To Major General Horatio Gates

Head Quarters Fredericksburg [N.Y.] Novr 24th 1778

Sir,

I received yours of the [thirteenth] inst. by Mr Dodge and of the 16th by Capt. Bailey. Dodge is by far the best acquainted with the communication between the St Lawrence and Detroit of any person I have met with and should the situation of our affairs admit of an expedition by way of Lake Erie, he will be truely valuable not only from his acquaintance with the country but from his knowledge of the Languages of the Western Indians. Several circumstances conspire to render an expedition into Canada this Winter impracticable. Had the Enemy so far have reduced their numbers at New York & Rhode Island as to have admitted of a detachment sufficient for such an enterprize, want of provisions only, in proper time, would have been an insuperable bar. When Genl Bailey came to make a collection of the Bread and meat upon the upper part of Connecticut River he found the quantity to fall vastly short of the estimate delivered in at the white Plains. Instead of two Thousand Barrels of Salt meat and from ten to twenty thousand Bushels of Wheat, he cannot furnish more than 1000 Barrels of the former part of which was drove up from below, and a very trifling quantity of flour. Our magazines were so exceedingly exhausted by the Rhode Island expedition—the French fleet and the Convention Troops, that the commissary General would not engage for the supply of a Body of Men adequate to the purpose before the next Spring: However that we may be prepared to take advantage of any favorable opening which the circumstances of the Enemy may oblige them to give us next Year, I have desired Genl Bailey to go on laying up as much meat and flour as he can in that Quarter. Should the Enemy continue their operations upon the Coast the next campaign and oblige us still to turn our attention that way, those magazines above may be brought down at small expence.

The Posts in the Highlands are very illy furnished with heavy cannon and I find we can put no dependence upon the only quarter from whence we had any expectation. That was from Salisbury Furnace. The manager of which informs Colo. Hay that the Furnace is out of repair, and that there is neither ore nor coal, nor any one thing in preparation for a blast this Winter. If the Guns of the sommerset are saved, her lower Deckers will answer the purpose. I could therefore wish you would endeavour to procure about Twenty of the heaviest, and if they can be obtained that they may be sent forward as soon as the hardness of the roads will admit, or when they are covered with Snow, which will be the easiest mode of carriage.
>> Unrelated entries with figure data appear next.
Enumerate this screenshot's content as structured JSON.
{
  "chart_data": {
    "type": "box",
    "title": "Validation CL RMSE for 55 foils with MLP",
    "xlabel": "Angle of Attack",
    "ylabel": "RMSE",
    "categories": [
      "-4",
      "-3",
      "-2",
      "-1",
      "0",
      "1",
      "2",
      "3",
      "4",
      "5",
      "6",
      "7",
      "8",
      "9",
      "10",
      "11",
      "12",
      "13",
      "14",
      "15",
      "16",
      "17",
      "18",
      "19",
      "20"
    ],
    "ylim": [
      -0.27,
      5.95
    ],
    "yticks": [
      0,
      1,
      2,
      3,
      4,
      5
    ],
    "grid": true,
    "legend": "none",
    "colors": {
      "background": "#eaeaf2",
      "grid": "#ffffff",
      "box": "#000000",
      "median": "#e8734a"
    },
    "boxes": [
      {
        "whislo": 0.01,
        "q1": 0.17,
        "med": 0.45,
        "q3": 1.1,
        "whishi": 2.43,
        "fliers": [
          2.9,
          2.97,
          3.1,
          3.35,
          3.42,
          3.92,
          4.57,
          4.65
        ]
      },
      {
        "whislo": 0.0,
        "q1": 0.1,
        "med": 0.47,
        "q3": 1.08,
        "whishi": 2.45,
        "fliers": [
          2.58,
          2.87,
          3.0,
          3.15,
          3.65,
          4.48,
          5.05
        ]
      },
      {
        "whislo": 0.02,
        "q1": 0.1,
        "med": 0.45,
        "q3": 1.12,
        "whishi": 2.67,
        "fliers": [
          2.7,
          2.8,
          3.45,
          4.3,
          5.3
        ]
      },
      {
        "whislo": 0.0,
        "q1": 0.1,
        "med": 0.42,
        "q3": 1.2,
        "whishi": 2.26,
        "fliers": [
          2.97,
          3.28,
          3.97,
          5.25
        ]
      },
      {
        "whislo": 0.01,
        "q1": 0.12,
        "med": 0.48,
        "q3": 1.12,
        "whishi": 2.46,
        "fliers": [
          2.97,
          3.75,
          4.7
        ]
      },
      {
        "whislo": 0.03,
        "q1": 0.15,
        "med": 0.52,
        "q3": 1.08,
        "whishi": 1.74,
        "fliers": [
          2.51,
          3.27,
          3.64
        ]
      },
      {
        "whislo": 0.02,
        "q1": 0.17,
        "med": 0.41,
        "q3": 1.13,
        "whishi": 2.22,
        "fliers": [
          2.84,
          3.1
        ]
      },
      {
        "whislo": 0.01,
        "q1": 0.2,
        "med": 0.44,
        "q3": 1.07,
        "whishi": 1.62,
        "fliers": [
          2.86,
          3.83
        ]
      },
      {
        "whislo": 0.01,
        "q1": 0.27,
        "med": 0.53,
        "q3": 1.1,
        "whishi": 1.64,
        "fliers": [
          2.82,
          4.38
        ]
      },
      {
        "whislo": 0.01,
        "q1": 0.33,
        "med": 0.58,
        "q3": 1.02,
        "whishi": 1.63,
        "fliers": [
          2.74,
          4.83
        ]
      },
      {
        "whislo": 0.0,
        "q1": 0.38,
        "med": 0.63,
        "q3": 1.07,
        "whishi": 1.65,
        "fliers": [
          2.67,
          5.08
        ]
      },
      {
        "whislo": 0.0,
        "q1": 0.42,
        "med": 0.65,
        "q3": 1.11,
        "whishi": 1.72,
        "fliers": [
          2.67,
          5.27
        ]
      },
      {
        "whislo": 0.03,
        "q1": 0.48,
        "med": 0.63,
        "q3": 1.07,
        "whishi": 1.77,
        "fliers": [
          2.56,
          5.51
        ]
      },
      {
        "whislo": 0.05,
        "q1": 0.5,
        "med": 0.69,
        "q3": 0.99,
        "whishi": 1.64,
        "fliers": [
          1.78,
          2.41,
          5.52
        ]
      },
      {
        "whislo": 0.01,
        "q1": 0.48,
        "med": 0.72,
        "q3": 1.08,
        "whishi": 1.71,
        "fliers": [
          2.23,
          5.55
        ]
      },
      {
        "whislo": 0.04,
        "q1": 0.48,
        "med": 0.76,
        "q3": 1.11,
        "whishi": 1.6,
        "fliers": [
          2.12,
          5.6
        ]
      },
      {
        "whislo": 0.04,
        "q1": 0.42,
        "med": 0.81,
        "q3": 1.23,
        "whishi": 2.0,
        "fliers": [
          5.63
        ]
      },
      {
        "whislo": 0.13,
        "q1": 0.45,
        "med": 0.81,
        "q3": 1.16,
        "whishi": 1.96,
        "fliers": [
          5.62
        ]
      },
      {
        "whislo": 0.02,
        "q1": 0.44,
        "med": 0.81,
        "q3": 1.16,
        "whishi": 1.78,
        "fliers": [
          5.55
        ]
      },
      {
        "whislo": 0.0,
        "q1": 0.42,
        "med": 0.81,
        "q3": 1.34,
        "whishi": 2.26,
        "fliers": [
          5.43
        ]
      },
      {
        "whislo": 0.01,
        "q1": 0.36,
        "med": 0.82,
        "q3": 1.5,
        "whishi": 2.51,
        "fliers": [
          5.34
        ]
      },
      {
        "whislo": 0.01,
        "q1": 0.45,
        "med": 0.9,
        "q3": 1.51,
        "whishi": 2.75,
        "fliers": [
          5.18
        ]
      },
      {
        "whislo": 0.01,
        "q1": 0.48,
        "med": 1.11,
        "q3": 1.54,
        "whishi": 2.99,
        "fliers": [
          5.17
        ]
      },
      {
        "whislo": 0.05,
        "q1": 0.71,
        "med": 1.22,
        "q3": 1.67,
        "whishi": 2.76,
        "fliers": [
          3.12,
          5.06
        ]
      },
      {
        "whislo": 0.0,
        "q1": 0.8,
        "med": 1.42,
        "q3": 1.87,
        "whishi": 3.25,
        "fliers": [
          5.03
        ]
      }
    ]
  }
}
All appearances of an evacuation of New York this Winter, seem to have vanished; they are from every account busy in preparing Quarters—The Troops of the second embarkation are stopped.

I have paid Capt. Bailey and his two Officers for the time they were detained in Canada, and Colo. Wheelock is gone down to Congress to get Colo. Bedel’s Regiment put upon some kind of establishment, which it has never yet been. When that is done there will be no more difficulty in procuring their pay—Cloathing &c. in the manner the others do.

Be pleased to direct for me hereafter at middle Brook in Jersey. I am Sir Your Most Obet Servant

Go: Washington

LS, in Richard Kidder Meade’s writing, NHi: Gates Papers; Df, DLC:GW; copy (extract), DNA: RG 93, photocopies of state records; Varick transcript, DLC:GW.